Сентиментальное путешествие
Шрифт:
Вечером кричат: «На молитву», и поют: «Это есть наш последний и решительный бой».
Вы думаете, я написал эту строку? Я ее спел.
Был недавно за городом под Берлином, обратно попал в забастовку. Трамваев, извозчиков нет, языка не знаю, иду по странам света к себе на Клейстштрассе, а народ идет навстречу, густой народ, и едут еще и на велосипедах. И нет ничего, только народу много, а сердце подымается. Сердце битое, разочарованное. Сердце, которое я должен держать все время в зубах, играет
Большая сила.
Пели солдаты, кроме «Интернационала», еще «Варяга» на мотив «Спаси, Господи, люди твоя», и состояли они главным образом из военнопленных.
Страшно знакомый народ.
Не коммунисты, не большевики, даже просто русские солдаты.

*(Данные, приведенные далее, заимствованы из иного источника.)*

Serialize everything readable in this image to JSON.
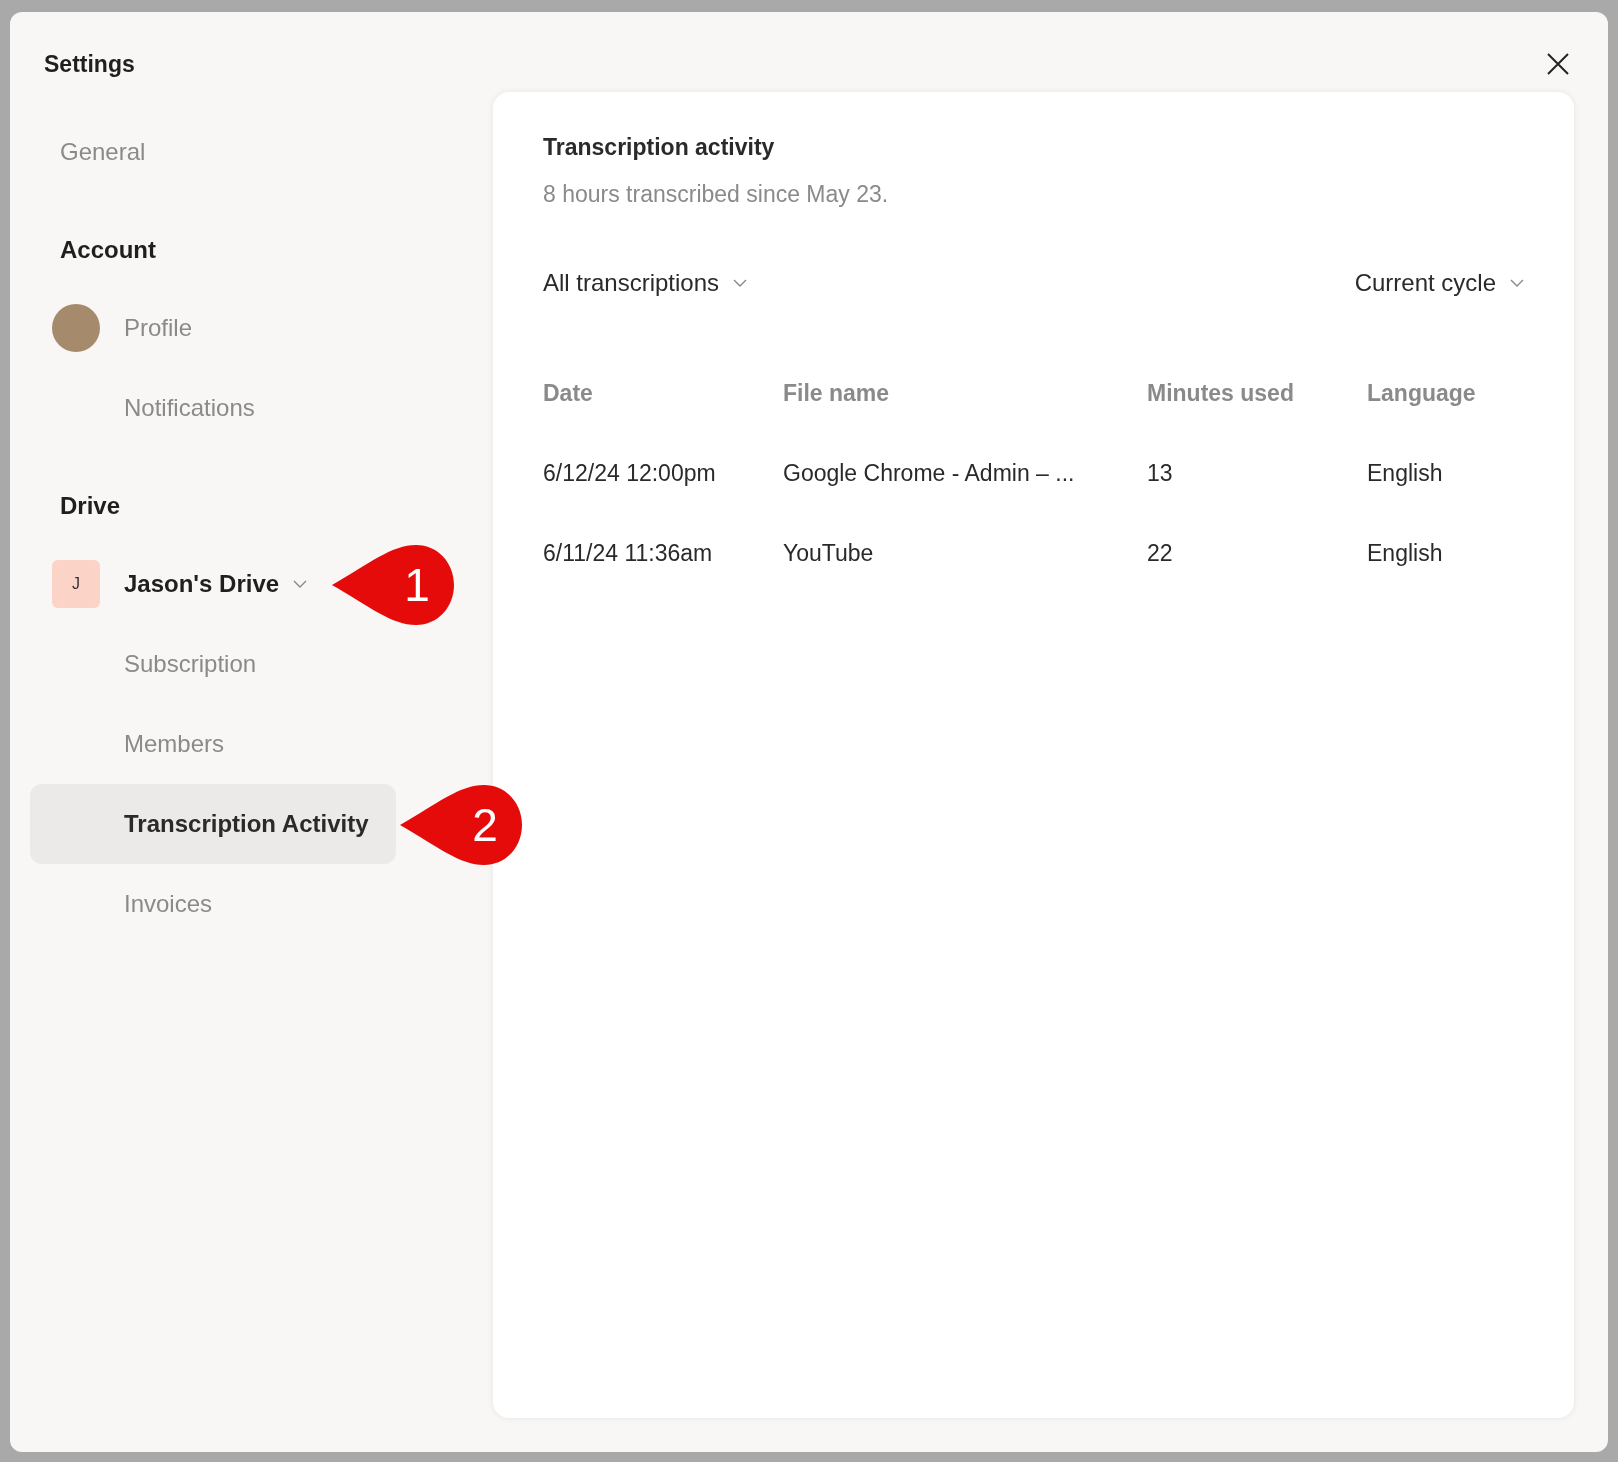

Нас они встретили хорошо.
Мучились они очень тем, что торчали на Украине, где их явно никто не хотел. Воюй тут со всеми.
Говорили: «Если бы на этой Украине да не уголь, к чертям бы ее, хлеба у нас в Сибири не меньше».
А тут какие-то люди тоже дерутся.
Украинцы, или, вернее, те, кто жил в Тегинке, эти колонисты относились к нам терпеливо.
Кормили мясом, сметаной, свининой. А если бы могли, то кормили бы свиней нами.
На дворах стояли сломанные косилки. Лошадей мы гоняли по своим военным делам. Население было раздето. Не было мешков для хлеба даже. Не в чем было зерно возить.
Голод был уже подготовлен.
Ночью раз пришли белые. Их привезли крестьяне. Напали на нас белые ночью. Стояли мы по избам. Стрельба была. И ушли белые на свой правый белый берег.
Ночным делом стреляли друг в друга. Я служил себе тихо, больше стоял на часах у моста. Проверял у всех документы.
Одет был в полотняную шапку с полями – крестьяне называли ее шляпкой, в зеленый костюм из суконной портьеры с матросским воротом и в полотняное пальто из хорошего плотного половика, с пряжкой от вещевого мешка.
В Петербурге не удивлялись, а крестьяне огорчались сильно.
Не то человек, не то барышня.
Один раз пошел на разведку.
Ехали сперва влево по берегу верст на пятнадцать.
Фронт редкий-редкий, человека три на версту.
Там встретили нас кавказцы-кавалеристы в черных бурках. Театрально нагибаясь, говорили с нами с лошадей, скакали по берегу. Около темных изб – никого.
А Днепр тихий, и лодок не приготовлено.
Сели в какую-то дрянь, весла достали, как зубочистки.
Поехали, начали тонуть, лодки дырявые, а у нас пулемет. Доплыли до тихой мели – высадились.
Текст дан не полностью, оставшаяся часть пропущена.